Neem versje xii: ‘The river is moving. / The blackbird must be flying.’ De vogel is niet ‘opgevlogen’, zoals de vertaling ons wil doen geloven, maar hij is in de lucht. Dus heeft hij daarvoor logischerwijs moeten opvliegen, zou men kunnen tegenwerpen. Maar juist met dit soort mechanisch voorttikkend tijdsbeeld wil Stevens' poëzie niet veel van doen hebben. Geen wonder dat de rivier niet voortstroomt (zoals de vertaling stelt) maar bewogen is én beweegt oftewel ontroert.
Dezelfde reeks in vertaling biedt nog meer jammerlijkheden. Stevens is een zeer visueel ingestelde dichter. Dit ziet hij met gedichtje ix: ‘When the blackbird flew out of sight, / It marked the edge / Of one of many circles.’ In de vertaling trok ‘ze’ (?) de ‘omtrek’ van een van vele cirkels. Nog afgezien van het redundante gebruik van twee keer ‘trekken’ (in ‘trok’ en ‘omtrek’): bij Stevens staat iets heel anders. De merel markeert niet een complete omtrek maar een raakpunt, een punt van een raaklijn, een tangente: dat ziet er op het projectieblad van een meetkundige heel wat interessanter uit.

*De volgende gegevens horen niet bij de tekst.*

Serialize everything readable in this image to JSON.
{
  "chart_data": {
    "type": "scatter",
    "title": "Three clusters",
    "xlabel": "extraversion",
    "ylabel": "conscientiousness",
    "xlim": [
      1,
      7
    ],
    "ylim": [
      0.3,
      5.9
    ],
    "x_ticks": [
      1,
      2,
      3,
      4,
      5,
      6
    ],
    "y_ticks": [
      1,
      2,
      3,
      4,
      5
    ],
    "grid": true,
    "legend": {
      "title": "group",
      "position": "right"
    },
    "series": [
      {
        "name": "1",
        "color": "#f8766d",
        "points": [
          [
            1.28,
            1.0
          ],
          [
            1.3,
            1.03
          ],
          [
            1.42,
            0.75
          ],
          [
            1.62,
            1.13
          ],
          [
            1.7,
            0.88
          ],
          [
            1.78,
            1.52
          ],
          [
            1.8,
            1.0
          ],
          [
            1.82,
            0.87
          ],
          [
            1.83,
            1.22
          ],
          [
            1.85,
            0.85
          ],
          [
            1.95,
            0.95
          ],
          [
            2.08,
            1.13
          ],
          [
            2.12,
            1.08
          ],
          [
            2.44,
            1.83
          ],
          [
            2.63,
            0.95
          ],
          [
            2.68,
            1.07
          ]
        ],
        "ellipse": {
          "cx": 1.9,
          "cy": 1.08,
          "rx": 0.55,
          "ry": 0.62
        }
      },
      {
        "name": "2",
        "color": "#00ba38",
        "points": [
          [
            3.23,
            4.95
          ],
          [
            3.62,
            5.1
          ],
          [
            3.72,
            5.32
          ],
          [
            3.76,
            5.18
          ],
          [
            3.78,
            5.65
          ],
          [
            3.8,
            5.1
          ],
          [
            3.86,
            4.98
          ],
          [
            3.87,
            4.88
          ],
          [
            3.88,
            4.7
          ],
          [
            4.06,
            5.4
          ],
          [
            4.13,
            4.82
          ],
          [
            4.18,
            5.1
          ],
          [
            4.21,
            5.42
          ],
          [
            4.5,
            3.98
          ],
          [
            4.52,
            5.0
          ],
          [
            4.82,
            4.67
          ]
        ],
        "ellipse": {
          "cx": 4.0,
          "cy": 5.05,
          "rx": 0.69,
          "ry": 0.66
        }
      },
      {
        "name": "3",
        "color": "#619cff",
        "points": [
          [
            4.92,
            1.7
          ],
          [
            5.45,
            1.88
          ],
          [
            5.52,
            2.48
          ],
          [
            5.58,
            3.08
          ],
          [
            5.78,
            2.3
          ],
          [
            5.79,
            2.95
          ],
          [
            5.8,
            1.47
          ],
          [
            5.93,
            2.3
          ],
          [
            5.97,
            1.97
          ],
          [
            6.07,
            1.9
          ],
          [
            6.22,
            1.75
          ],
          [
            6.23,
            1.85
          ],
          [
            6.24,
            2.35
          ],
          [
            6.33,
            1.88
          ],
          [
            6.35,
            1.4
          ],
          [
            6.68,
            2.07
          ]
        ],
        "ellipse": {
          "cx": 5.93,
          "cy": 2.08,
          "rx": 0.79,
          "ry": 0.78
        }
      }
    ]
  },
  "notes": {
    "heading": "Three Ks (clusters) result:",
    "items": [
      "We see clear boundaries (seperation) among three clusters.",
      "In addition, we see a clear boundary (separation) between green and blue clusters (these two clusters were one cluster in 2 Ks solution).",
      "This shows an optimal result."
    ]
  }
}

Er is op de vertaling van vrijwel elk gedichtje van ‘Thirteen Ways of Looking at a Blackbird’ iets aan te merken dat te maken heeft met het ontbreken van sensibiliteit en concentratie voor Stevens' zintuiglijkheid. Nummer ii is wellicht het meest door Stevens-lezers aangehaalde gedichtje:
In which there are three blackbirds.
Simpeler kan het niet, duizelingwekkender evenmin. Dit gedichtje laat zich telkens anders uiteen- en bijeenlezen. Alle mogelijkheden, alle snijpunten en dwarsverbindingen tellen als het erom gaat nieuwe figuren in deze Gestalt te zien. ‘I was’ - ‘there are’, ‘three - tree - three’, zo wil het lezen ervan worden begonnen. Dat de ik in regeltje 1 drie gedachten had, is de meest voor de hand liggende mogelijkheid die zich aandient. In de mooiste van-vertaling blijft het hier ook meteen bij: ‘Ik hinkte op drie gedachten, / Zoals een boom / Waarin drie merels zitten.’ Maar precies het eendimensionale van deze vertaling laat, in vergelijking met het origineel, zien wat de rijkdom van Stevens' eenvoud is. De vertaler voert meteen en ongemotiveerd een nieuwe vergelijking in, die van het hinken, en verbindt die dan aan de vergelijking van de ‘ik’ met een boom. Dat levert onbedoeld een even hilarische als onstevensiaanse absurditeit op: een hinkende boom! De werkwoordsvorm ‘are’ wordt in het Nederlands ‘zitten’, maar als Stevens in deze reeks de merels wil laten ‘zitten’ zegt en doet hij dat ook (‘The blackbird sat / in the cedar-limbs’). Deze vertaling is er om onmiddellijk vergeten te worden, want ze zet de deur naar andere opties niet eens op een kier.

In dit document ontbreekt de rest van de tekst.